São atendidas 150 crianças, de 3 a 18 anos, que moram nos Morros dos Prazeres, da Coroa, do Fogueteiro, Fallet, Escondidinho, da Mineira, e de São Carlos. Além deles, freqüentam as aulas, alguns alunos de classe média do bairro, o que, segundo Vânia, contribui para a integração entre moradores do morro e do asfalto e contribui para o fim da segregação social no bairro. A única exigência para participar do programa é estar matriculado na escola e apresentar um atestado médico, oferecido pelo Posto de Saúde de Santa Teresa.

Cada criança, explica Vânia, tem uma carga horária específica de aulas. “Crianças de 3 a 6 anos freqüentam a instituição duas vezes por semana e assistem a aulas de balé clássico, recreação intelectual e psicomotricidade. As de 7 a 10 anos vão todos os dias e freqüentam todas as aulas. E as de 11 a 18 anos devem participar das aulas durante quatro dias na semana”, afirma Vânia.

E desde fevereiro os adultos também têm vez.
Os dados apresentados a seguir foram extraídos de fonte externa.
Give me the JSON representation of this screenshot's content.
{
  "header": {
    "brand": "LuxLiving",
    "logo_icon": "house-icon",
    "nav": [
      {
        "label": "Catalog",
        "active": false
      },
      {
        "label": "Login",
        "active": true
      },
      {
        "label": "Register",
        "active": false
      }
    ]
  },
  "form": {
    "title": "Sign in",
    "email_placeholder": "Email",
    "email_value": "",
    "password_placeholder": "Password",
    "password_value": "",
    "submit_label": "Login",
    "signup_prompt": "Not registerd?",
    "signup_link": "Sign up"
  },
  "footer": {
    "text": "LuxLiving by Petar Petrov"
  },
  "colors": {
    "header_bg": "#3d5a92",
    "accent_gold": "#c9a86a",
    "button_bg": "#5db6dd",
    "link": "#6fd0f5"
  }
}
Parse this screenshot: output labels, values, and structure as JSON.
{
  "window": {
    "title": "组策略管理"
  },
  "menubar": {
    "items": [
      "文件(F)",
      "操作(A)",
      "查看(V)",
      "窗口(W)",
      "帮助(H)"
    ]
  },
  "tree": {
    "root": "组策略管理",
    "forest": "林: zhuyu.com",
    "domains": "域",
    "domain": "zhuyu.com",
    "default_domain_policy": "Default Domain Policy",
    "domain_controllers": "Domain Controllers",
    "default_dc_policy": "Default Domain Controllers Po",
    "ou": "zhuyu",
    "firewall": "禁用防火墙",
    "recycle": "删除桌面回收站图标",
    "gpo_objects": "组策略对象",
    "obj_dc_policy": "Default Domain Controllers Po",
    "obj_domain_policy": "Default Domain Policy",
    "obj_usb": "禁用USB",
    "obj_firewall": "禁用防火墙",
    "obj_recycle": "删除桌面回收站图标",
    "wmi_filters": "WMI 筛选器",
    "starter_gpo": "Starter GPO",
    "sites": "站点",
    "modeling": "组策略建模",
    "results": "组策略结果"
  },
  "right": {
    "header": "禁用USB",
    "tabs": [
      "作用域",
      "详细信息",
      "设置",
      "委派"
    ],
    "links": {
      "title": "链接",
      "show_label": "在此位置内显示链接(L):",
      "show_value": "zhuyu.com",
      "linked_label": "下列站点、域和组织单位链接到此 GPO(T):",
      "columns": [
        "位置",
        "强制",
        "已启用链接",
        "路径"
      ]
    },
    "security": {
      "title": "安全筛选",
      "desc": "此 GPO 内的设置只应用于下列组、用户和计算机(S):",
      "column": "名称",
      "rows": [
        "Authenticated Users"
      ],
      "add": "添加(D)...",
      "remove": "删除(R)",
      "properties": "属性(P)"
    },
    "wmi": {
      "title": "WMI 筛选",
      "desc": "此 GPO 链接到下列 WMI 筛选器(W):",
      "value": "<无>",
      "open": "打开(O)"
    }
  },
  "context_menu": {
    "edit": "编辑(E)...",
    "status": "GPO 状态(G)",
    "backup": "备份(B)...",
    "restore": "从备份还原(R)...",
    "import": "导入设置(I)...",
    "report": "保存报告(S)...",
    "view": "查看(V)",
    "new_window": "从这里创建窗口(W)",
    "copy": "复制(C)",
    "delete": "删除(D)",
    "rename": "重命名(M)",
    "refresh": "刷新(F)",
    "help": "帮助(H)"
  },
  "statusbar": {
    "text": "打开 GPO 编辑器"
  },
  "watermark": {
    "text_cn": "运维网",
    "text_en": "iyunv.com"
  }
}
Eles podem aproveitar o curso de alfabetização e reforço escolar realizado à noite. “No nosso relacionamento com os pais das crianças, percebemos que quase a metade era analfabeta e resolvemos tentar mudar esse quadro, atentando para o fato de que as crianças tendem a acompanhar o nível escolar de seus pais. Hoje temos 25 alunos freqüentando o curso para adultos, e a resposta deles tem sido muito boa”, contou.

Entre os principais resultados do programa estão a diminuição do número de crianças reprovadas ou com dificuldades na escola e o alcance do índice zero de gravidez e de doenças sexualmente transmissíveis entre as adolescentes do programa. Além disso, a formação intelectual e o embasamento cultural dos alunos têm facilitado o acesso deles ao trabalho e à educação superior pública. Alessandra Costa, que começou como voluntária e hoje é funcionária da organização, é pedagoga e dá aulas de reforço escolar para as crianças. Segundo ela, o trabalho do Ballet tem contribuído para aumentar a auto-estima das crianças e para a melhor integração delas na sociedade.

Um dos principais desafios é lidar com a falta de recursos financeiros e estruturais. Todas as atividades do Ballet são gratuitas e sobrevivem graças a parcerias com algumas organizações, doações e principalmente, trabalho voluntário, que é a força motriz do projeto. Muitos estrangeiros, de diversos países, participam. Alguns oferecem aulas do idioma de seus países de origem. “Já tivemos voluntários belgas, chilenos, mexicanos e, atualmente, estamos com uma voluntária da China que está dando aulas de chinês para as crianças. Mas a contribuição principal desses voluntários é a possibilidade de as crianças poderem aprender a lidar com a diversidade cultural”, defendeu a bailarina.

A necessidade de um espaço físico maior é também outro obstáculo à realização das atividades do programa. Vânia lamenta o alto custo dos imóveis no bairro, o que dificulta a compra de um espaço maior para o Ballet. Assim, por enquanto, algumas atividades, como as aulas de artesanato e ioga, estão sendo realizadas no jardim da casa onde hoje o Ballet está instalado.

Acesso a educação e cultura é um dos direitos básicos de crianças e adolescentes que lhes é negado todos os dias, no Rio de Janeiro, até mesmo em bairros considerados nobres. “A criança é vista como mais um número, não é tratada como prioridade. Afinal", desabafa Vânia, "ela não dá voto, né?”.